Print culture in the 19th century saw an astonishing volume of writing produced and devoured for self-improvement, entertainment and political engagement. Industrial workers self-funded and made use of travelling libraries stuffed with classics in translation, exhibitions and museums were popular, and public lectures could spill out into the street. These conditions also produced the “author”, with a capital A, in the sense that those of us over 40 still retain. This figure has two key characteristics: first, a measure of cultural cachet as a delivery mechanism for common culture, and second some means of capturing value directly from this activity.
But the digital revolution has already all but destroyed the old authorship model, even if a small subset of writers still manages to get very rich. De-materialising print served to democratise “authorship”, publishing, and journalism, but by the same token made it far more difficult to get paid. There are a great many bloggers and “content creators” out there; meanwhile very few authors make a living from writing books, and journalist salaries have been stagnant for years. Growing numbers of would-be writers simply head (as I did) straight to PR and communications where the money is somewhat better.
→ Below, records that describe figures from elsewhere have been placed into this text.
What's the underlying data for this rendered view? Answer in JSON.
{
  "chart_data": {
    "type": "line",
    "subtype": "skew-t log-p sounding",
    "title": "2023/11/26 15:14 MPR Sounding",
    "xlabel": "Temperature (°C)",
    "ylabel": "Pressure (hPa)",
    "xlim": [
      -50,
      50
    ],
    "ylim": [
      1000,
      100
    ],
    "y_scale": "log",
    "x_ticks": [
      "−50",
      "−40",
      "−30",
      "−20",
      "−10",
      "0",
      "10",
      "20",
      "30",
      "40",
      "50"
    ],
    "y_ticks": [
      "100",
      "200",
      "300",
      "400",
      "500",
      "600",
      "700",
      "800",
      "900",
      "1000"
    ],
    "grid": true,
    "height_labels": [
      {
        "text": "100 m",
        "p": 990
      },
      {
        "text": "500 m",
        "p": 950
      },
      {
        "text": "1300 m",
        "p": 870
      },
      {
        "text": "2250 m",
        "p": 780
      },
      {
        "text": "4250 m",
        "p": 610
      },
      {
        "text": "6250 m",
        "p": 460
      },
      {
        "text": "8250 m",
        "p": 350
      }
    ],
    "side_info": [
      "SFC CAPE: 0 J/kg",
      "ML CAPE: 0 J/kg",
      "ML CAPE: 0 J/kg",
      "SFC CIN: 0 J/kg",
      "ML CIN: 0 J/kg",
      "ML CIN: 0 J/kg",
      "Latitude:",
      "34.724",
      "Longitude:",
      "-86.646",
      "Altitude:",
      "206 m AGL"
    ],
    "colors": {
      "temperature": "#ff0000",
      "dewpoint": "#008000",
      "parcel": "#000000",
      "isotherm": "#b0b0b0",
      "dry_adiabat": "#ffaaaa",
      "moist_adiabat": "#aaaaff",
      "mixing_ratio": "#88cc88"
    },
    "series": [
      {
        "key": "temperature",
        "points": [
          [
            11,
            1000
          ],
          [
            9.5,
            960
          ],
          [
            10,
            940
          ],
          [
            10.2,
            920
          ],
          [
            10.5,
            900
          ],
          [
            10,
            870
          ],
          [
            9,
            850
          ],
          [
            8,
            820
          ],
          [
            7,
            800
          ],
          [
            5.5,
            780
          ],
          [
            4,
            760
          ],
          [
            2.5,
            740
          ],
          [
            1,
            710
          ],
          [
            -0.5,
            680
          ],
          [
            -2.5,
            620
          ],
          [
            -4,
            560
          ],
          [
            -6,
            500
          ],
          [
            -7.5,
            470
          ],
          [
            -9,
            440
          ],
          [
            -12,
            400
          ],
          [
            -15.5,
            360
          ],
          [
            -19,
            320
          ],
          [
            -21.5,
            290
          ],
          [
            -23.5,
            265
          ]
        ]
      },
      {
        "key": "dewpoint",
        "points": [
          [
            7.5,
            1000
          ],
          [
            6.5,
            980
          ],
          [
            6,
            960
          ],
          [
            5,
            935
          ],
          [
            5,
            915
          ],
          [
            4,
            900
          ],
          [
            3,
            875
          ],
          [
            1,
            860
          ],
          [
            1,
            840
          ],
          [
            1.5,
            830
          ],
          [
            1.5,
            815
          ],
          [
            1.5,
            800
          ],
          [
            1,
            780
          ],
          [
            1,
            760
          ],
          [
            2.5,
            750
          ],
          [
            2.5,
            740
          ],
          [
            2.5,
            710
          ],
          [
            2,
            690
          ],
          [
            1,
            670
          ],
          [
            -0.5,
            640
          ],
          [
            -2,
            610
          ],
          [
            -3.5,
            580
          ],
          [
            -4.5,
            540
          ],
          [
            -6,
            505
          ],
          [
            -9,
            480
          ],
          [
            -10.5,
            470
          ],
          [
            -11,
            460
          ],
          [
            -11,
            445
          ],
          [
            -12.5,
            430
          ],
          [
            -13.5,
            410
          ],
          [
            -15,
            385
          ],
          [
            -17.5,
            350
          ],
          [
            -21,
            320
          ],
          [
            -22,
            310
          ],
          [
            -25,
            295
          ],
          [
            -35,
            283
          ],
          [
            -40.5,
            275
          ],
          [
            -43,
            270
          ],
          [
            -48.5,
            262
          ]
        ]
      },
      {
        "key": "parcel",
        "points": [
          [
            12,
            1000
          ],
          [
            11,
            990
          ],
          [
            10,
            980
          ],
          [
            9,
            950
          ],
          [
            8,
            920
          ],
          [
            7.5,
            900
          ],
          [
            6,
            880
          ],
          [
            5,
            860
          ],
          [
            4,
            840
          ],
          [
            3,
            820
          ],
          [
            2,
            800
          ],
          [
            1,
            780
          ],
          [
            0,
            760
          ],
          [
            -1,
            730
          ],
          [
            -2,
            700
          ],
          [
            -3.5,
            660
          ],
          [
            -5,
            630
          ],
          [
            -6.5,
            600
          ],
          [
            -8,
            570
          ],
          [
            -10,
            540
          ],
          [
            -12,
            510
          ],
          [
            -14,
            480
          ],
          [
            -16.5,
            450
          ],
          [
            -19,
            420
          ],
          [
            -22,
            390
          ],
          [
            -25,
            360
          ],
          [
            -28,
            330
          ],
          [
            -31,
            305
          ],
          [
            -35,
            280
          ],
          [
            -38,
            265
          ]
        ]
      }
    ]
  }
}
Now, when even routine PR and communications writing work can increasingly be done by robots, we can expect the terrain to mutate still further. We can expect some of the types of work I spent 15 years doing to become fact-checking work instead: a machine, after all, doesn’t know how to judge if its output makes sense. We can glimpse some of the necessity of this in the fact that Stack Overflow, a knowledge-sharing platform for organisational knowledge, has already temporarily banned input from ChatGPT because too many people were posting robot-generated content, and it wasn’t reliable enough.
But even those writers lucky enough to avoid the sense-checking saltmines will struggle to make a living unless they’re already famous. In this context, expect to see patronage making a comeback: a phenomenon that is, in fact, a reversion to the historic norm for creators. The appearance of “slam poet” Amanda Gorman at the inauguration of US President Joe Biden is only one prominent instance of the trend; I can think of a great many interesting and popular new publications, with clear cultural value, which are funded wholly or in part by wealthy philanthropists.